Chapitre 8

Ses paupières étaient lourdes, et ses yeux picotaient, une sensation désagréable qui lui causait une douleur sourde. Peu à peu, Sarah sentit ses forces lui revenir. Elle était enveloppée par l'obscurité. Ses souvenirs, d'abord flous, revinrent en vagues successives. Elle se rappela tout : la mer, le froid mordant, la douleur physique et cette folie qui s'était emparée d'elle, prête à la consumer...

Mais surtout, cette voix. Cette voix qui l'avait tirée de sa transe, ramenée à elle-même. Muguette !

Des images plus nettes émergèrent. Des bribes de sons et de paroles, comme si elle avait entendu des voix pendant son sommeil. Parmi elles, une voix claire et distincte : celle d'Ernest. Il était venu la voir. Mais malgré ses efforts pour se souvenir, elle ne réussit pas à déchiffrer ce qu'il avait dit.

Soudain, une image vive jaillit dans son esprit : son collier. Brisé en mille morceaux, étalé sur le sol.

Deux émotions se mêlèrent en elle. La tristesse, un chagrin profond qui lui nouait la gorge. Mais rapidement, une autre sensation, plus brûlante, prit le dessus : la rage.

Elle se redressa brusquement, son esprit s'éclaircissant. Où était-elle ? Ce n'était pas chez Papilou et Mamili. La pièce dans laquelle elle se trouvait lui était complètement inconnue.

Elle se leva, chancelante, et explora les lieux. Ses pas la menèrent à une petite salle éclairée par la lumière douce d'une lampe à pétrole. Il y avait des cadres accrochés au mur, des fleurs séchées sur une étagère, et un parfum familier flottait dans l'air.

Soudain, elle comprit. Elle était chez Muguette. Elle entendit un bruit, des pas sur le bois décrépi et se tourna pour faire volte face, s'était Muguette...

Muguette se tenait là, une tasse fumante entre les mains. Son regard était rempli d'inquiétude, mais aussi de soulagement en voyant Sarah debout.

Muguette (murmure) : Tu es réveillée...

Sarah ne répondit pas tout de suite, ses pensées encore embrouillées par tout ce qui s'était passé.
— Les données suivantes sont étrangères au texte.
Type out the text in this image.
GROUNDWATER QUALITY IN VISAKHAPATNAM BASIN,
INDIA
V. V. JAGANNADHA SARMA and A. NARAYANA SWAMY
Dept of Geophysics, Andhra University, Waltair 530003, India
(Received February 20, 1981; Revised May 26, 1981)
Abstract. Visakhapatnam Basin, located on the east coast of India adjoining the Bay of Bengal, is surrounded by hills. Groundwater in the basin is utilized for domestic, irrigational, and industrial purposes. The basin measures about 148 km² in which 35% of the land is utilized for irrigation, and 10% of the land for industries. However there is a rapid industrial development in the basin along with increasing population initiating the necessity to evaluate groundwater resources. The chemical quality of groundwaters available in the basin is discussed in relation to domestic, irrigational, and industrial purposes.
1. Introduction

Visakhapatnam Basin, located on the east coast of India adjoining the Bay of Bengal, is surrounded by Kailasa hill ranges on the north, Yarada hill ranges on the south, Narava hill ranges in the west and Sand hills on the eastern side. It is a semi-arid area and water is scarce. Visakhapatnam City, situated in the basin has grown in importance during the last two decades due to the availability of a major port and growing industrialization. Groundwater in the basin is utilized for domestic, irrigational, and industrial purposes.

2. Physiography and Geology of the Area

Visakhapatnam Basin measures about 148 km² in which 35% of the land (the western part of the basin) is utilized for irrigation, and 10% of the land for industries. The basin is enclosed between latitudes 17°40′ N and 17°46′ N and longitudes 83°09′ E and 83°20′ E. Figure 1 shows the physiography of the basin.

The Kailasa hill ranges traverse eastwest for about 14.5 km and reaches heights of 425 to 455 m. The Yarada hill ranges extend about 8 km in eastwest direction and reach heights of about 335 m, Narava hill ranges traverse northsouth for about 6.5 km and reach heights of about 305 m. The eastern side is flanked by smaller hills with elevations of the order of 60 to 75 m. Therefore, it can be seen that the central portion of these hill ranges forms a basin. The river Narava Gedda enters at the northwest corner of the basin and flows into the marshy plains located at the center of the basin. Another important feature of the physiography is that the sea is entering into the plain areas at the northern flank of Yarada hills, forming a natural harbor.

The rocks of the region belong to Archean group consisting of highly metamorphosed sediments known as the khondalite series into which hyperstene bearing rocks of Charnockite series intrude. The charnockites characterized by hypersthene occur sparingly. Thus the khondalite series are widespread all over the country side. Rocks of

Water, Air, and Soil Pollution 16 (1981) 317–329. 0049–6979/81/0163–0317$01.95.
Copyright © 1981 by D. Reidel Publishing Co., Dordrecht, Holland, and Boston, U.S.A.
Mais la vue de Muguette, ses yeux rougis par les larmes qu'elle avait sûrement versées pour elle, lui rappela l'évidence : cette fille l'avait sauvée.

Sarah : Pourquoi tu as fait ça ? finit-elle par demander, sa voix rauque, presque cassée.

Muguette posa la tasse sur une petite table et s'assit près d'elle.

Muguette : Parce qu'on est amie, Sarah. Tu crois que personne ne t'écoute, que personne ne te comprend, mais ce n'est pas vrai.

Ces mots firent éclater quelque chose en Sarah. Elle sentit ses yeux s'embuer, mais elle refusait de pleurer. Elle serra les poings, cherchant à contenir cette vague d'émotions qui menaçait de la submerger.

Sarah : Tu ne comprends pas...

Muguette hocha la tête avec compassion.

Muguette : Mais j'ai compris que ce collier était important pour toi. Plus que n'importe quoi...

Ces mots résonnèrent en elle, mais la rage ne s'éteignait pas. Sarah détourna le regard, fixant le sol.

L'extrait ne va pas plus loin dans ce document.